E como faz! O estado de São Paulo, que mata mais do que toda a polícia dos EUA, está longe de ser aquele aonde a polícia mais mata gente, proporcionalmente. Mesmo em números absolutos, o Rio de Janeiro não está muito atrás (antes de Beltrame e das UPPs, estava na frente). A polícia brasileira como um todo mata mais gente do que a maioria dos conflitos armados. E essas legiões de mortos comprovam o quanto a questão não é de despreparo, mas de qual a função: em meio a dezenas de milhares de favelados e pobres mortos, apenas ocasionalmente se vê alguém ser morto que não deveria ter morrido. Branco, de classe média. 99.999% de acerto é despreparo? Não é para ser "dura" com os criminosos que a polícia está na rua? Para proteger o cidadão de bem, e só ele? Para ignorar os "direitos dos manos"? Então não se pode chegar a outra conclusão, senão a de que a polícia cumpre o papel que dela se exige admiravelmente. Esse papel é pré-moderno, de antes de sir Robert Peel inventar o que se entende hoje por polícia, que até hoje no Reino Unido é desarmada. É o papel dos esbirros reais, da guarda. Protege-se a coletividade, com toda sua hierarquia, e não cada e todo cidadão.

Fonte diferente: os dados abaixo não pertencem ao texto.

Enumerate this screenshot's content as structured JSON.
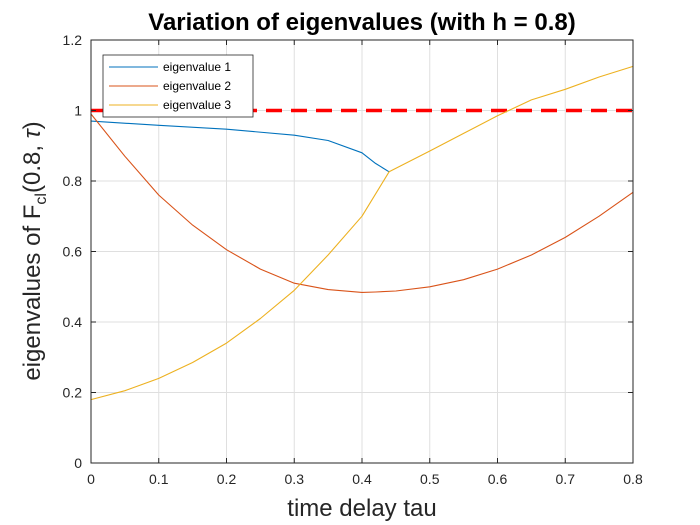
{
  "chart_data": {
    "type": "line",
    "title": "Variation of eigenvalues (with h = 0.8)",
    "xlabel": "time delay tau",
    "ylabel": {
      "prefix": "eigenvalues of F",
      "subscript": "cl",
      "suffix": "(0.8, ",
      "symbol": "τ",
      "close": ")"
    },
    "xlim": [
      0,
      0.8
    ],
    "ylim": [
      0,
      1.2
    ],
    "xticks": [
      0,
      0.1,
      0.2,
      0.3,
      0.4,
      0.5,
      0.6,
      0.7,
      0.8
    ],
    "xtick_labels": [
      "0",
      "0.1",
      "0.2",
      "0.3",
      "0.4",
      "0.5",
      "0.6",
      "0.7",
      "0.8"
    ],
    "yticks": [
      0,
      0.2,
      0.4,
      0.6,
      0.8,
      1,
      1.2
    ],
    "ytick_labels": [
      "0",
      "0.2",
      "0.4",
      "0.6",
      "0.8",
      "1",
      "1.2"
    ],
    "grid": true,
    "legend_position": "top-left",
    "reference_line": {
      "y": 1,
      "color": "#ff0000",
      "style": "dashed"
    },
    "series": [
      {
        "name": "eigenvalue 1",
        "color": "#0072bd",
        "points": [
          [
            0,
            0.97
          ],
          [
            0.1,
            0.958
          ],
          [
            0.2,
            0.947
          ],
          [
            0.3,
            0.93
          ],
          [
            0.35,
            0.915
          ],
          [
            0.4,
            0.88
          ],
          [
            0.42,
            0.85
          ],
          [
            0.44,
            0.826
          ]
        ]
      },
      {
        "name": "eigenvalue 2",
        "color": "#d95319",
        "points": [
          [
            0,
            0.99
          ],
          [
            0.05,
            0.87
          ],
          [
            0.1,
            0.76
          ],
          [
            0.15,
            0.675
          ],
          [
            0.2,
            0.605
          ],
          [
            0.25,
            0.55
          ],
          [
            0.3,
            0.51
          ],
          [
            0.35,
            0.492
          ],
          [
            0.4,
            0.484
          ],
          [
            0.42,
            0.485
          ],
          [
            0.45,
            0.488
          ],
          [
            0.5,
            0.5
          ],
          [
            0.55,
            0.52
          ],
          [
            0.6,
            0.55
          ],
          [
            0.65,
            0.59
          ],
          [
            0.7,
            0.64
          ],
          [
            0.75,
            0.7
          ],
          [
            0.8,
            0.768
          ]
        ]
      },
      {
        "name": "eigenvalue 3",
        "color": "#edb120",
        "points": [
          [
            0,
            0.18
          ],
          [
            0.05,
            0.205
          ],
          [
            0.1,
            0.24
          ],
          [
            0.15,
            0.285
          ],
          [
            0.2,
            0.34
          ],
          [
            0.25,
            0.41
          ],
          [
            0.3,
            0.49
          ],
          [
            0.35,
            0.59
          ],
          [
            0.4,
            0.7
          ],
          [
            0.44,
            0.826
          ],
          [
            0.5,
            0.885
          ],
          [
            0.55,
            0.935
          ],
          [
            0.6,
            0.985
          ],
          [
            0.65,
            1.03
          ],
          [
            0.7,
            1.06
          ],
          [
            0.75,
            1.095
          ],
          [
            0.8,
            1.125
          ]
        ]
      }
    ]
  }
}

O problema, portanto, não é de execução (com o perdão do trocadilho), mas de qual o papel que queremos da polícia. A polícia "dura" que protege apenas o "cidadão de bem" e não investiga nada, separada em civil e militar, não serve para coibir a violência e o crime - fato escondido pela redução nas estatísticas de homicídio do Sudeste, que não teve nada a ver com a polícia. Uma polícia obediente à lei e respeitadora de todos os cidadãos - mesmo os criminosos - não é apenas uma questão de humanidade, mas algo necessário se quisermos ter um estado de paz em algum momento, mais duradouro e justo do que o estado de paz conseguido pelo PCC e pelas milícias cariocas. Enquanto matar alguém e bater uma carteira forem ambos crimes puníveis com a pena de morte, não haverá incentivo para que o criminoso se restrinja a bater carteiras. Enquanto ser favelado já tornar alguém "suspeito" (e a pena para suspeição pode ser a morte), o discurso de que o crime não compensa será oco - a punição independe de crime. Ao contrário do que pensam os Datenas e seus seguidores, a polícia "dura" (em que dura significa que ignora a lei) gera o crime e a violência.